Brazil Expands Investment in Offshore Drilling Projects, by Andrew Downie
TNYT, January 24, 2009
SÃO PAULO, Brazil — Brazil’s state-controlled oil company, Petrobras, announced a crisis-busting investment plan Friday to spend more than $174 billion over the next five years, much of it for prodigious deep-water oil and gas exploration.
The investment covers the 2009-2013 period and represents a rise of 55 percent over the $112.4 billion the company had vowed to spend on development between 2008 and 2012.
This investment is “very robust and very important for the continuity of Petrobras’s growth,” José Sergio Gabrielli, the company’s chief executive, told reporters Friday at a news conference in Rio de Janeiro.
Petrobras, whose full name is Petróleo Brasileiro, had promised to unveil its spending plans in September but delayed the announcement several times because of the world’s financial turmoil.
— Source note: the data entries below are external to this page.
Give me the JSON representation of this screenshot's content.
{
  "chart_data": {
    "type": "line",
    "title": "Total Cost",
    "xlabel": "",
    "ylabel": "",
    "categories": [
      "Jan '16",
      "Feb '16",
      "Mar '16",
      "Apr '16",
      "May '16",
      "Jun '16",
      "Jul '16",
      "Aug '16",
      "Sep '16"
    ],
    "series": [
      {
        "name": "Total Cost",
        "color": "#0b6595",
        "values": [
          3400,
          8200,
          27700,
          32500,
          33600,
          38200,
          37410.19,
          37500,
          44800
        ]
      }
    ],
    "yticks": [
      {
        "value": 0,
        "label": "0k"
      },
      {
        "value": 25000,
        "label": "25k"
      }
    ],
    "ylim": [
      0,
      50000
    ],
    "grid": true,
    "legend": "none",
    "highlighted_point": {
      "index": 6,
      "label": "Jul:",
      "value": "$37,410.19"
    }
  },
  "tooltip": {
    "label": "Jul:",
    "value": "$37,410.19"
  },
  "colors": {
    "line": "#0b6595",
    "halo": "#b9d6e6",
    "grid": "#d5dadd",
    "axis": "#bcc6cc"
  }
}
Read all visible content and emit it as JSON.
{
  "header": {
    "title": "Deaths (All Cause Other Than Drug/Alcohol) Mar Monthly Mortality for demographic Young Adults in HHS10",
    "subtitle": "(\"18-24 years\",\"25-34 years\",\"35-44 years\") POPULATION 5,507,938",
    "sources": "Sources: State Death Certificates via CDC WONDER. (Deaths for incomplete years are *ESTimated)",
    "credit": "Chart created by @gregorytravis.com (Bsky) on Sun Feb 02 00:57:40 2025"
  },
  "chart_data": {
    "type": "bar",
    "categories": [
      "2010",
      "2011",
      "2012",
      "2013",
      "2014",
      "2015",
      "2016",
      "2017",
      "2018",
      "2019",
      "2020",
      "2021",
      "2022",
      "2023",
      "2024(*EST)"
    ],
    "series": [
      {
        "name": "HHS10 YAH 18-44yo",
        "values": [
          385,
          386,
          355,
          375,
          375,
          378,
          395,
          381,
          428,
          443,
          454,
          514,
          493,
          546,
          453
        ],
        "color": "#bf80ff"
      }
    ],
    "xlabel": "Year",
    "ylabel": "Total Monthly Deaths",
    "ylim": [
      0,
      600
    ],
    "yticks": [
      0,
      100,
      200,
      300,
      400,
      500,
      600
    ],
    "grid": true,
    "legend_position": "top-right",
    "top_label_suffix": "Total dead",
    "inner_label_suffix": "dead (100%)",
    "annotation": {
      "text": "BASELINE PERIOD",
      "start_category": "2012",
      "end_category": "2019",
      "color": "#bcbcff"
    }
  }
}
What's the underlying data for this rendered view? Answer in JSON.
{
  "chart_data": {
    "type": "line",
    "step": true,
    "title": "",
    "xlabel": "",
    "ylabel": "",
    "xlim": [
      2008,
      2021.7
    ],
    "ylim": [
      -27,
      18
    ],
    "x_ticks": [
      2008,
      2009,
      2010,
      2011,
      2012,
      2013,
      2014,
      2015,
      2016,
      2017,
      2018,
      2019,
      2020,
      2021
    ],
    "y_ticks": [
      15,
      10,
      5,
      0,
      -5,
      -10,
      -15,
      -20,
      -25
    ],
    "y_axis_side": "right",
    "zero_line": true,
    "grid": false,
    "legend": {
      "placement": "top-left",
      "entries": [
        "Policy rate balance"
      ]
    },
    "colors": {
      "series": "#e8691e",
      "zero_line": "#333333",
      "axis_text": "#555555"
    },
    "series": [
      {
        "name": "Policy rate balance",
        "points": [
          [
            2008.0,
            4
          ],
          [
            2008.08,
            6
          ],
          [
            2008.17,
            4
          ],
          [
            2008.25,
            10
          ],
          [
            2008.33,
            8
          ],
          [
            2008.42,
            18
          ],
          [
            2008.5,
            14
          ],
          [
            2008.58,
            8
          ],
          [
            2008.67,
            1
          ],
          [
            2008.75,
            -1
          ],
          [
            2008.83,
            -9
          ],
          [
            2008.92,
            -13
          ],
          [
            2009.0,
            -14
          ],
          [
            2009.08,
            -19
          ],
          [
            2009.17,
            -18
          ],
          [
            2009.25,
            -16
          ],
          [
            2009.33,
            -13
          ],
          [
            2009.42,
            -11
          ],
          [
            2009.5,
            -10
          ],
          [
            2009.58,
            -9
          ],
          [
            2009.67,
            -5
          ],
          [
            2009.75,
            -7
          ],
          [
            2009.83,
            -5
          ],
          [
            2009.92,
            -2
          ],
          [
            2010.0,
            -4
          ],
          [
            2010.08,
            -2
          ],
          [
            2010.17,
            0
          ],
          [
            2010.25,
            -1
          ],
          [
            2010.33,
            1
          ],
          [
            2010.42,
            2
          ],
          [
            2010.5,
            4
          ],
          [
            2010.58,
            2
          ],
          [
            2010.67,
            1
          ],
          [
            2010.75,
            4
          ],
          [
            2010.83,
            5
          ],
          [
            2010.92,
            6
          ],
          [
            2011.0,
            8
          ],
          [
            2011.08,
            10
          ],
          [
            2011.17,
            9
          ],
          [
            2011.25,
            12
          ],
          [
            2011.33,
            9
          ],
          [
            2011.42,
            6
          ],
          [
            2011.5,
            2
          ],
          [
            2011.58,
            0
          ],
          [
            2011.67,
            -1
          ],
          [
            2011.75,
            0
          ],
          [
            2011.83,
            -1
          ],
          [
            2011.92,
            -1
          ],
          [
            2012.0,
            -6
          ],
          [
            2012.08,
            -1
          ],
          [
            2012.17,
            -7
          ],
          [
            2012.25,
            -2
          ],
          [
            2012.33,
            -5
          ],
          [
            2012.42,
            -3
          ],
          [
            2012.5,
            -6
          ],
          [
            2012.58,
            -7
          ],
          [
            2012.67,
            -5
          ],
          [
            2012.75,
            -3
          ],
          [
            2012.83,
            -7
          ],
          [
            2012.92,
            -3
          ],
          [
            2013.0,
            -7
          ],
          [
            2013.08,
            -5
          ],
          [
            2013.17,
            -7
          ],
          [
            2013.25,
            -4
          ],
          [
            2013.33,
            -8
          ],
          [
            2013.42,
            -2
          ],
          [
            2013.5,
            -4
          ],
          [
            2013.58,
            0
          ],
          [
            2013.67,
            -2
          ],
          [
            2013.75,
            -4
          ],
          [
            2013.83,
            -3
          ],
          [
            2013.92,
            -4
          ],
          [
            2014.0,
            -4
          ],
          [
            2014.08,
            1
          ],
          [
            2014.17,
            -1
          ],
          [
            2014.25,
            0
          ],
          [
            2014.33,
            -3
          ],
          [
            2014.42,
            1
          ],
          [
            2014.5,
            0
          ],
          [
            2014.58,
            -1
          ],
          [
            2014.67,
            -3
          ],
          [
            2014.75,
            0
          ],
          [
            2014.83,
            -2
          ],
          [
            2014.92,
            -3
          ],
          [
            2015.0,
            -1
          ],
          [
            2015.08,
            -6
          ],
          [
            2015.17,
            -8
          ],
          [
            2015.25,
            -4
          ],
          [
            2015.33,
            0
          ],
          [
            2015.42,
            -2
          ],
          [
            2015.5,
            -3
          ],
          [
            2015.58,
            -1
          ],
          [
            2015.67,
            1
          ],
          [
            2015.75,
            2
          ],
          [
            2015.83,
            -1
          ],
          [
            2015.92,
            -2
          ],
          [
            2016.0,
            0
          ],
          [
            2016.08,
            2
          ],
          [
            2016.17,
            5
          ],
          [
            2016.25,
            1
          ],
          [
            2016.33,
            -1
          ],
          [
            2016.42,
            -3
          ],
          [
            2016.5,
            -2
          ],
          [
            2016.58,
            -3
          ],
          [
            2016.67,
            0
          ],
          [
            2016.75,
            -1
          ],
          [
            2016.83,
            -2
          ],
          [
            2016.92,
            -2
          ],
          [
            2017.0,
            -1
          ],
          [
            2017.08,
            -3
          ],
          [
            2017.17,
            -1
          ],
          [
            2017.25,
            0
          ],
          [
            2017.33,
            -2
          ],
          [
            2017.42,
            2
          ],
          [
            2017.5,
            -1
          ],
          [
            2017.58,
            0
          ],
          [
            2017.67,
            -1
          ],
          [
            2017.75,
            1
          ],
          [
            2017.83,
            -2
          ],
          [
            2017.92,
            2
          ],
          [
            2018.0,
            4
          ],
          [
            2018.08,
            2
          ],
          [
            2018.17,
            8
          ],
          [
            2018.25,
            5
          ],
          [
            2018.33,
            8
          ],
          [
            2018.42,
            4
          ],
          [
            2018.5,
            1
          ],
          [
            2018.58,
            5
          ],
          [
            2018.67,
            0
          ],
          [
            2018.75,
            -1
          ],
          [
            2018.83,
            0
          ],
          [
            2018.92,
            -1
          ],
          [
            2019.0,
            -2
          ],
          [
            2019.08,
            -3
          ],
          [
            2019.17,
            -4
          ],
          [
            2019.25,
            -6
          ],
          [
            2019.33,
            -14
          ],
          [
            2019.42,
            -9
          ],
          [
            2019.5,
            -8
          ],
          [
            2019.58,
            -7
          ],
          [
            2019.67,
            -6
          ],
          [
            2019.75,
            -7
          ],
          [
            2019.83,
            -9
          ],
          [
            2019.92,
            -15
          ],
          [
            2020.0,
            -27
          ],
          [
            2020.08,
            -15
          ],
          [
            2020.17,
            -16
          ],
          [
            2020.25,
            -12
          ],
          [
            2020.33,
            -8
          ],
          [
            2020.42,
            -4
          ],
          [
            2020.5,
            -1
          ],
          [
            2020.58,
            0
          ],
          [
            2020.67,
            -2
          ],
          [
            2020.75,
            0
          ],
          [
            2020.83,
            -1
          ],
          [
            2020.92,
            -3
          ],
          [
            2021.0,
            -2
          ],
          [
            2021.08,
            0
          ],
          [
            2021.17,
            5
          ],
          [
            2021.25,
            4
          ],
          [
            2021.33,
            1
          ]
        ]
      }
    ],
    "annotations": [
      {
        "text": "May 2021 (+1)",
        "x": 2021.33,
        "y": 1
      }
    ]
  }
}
In 2007 and 2008, Petrobras and partners including Repsol YPF of Spain and the BG Group of Britain discovered vast deposits of oil under more than 4,000 meters of water, rock and salt.
Although the finds are at previously untapped depths and will be costly to extract, they hold an estimated 8 billion to 12 billion barrels of oil, according to Petrobras figures. Company officials and oil experts say that other reserves of that size could be nearby.
One of the finds alone, named the Tupi, holds the equivalent of 5 billion to 8 billion barrels of light crude oil and is the world’s biggest new field since a 12-billion-barrel find in Kazakhstan in 2000.
President Luiz Inácio Lula da Silva of Brazil has said repeatedly that developing these oil reserves is vital to the country’s future, and Petrobras has set aside $28 billion to that end.
In all, new drilling could produce 219,000 barrels a day by 2013, 582,000 barrels a day by 2015 and 1.82 million barrels a day by 2020, he predicted.
Natural gas extraction would rise from 7 million cubic meters a day in 2013 to 40 million a day in 2020, the company added.
Petrobras produced a daily average of 2.18 million barrels of oil and gas last year.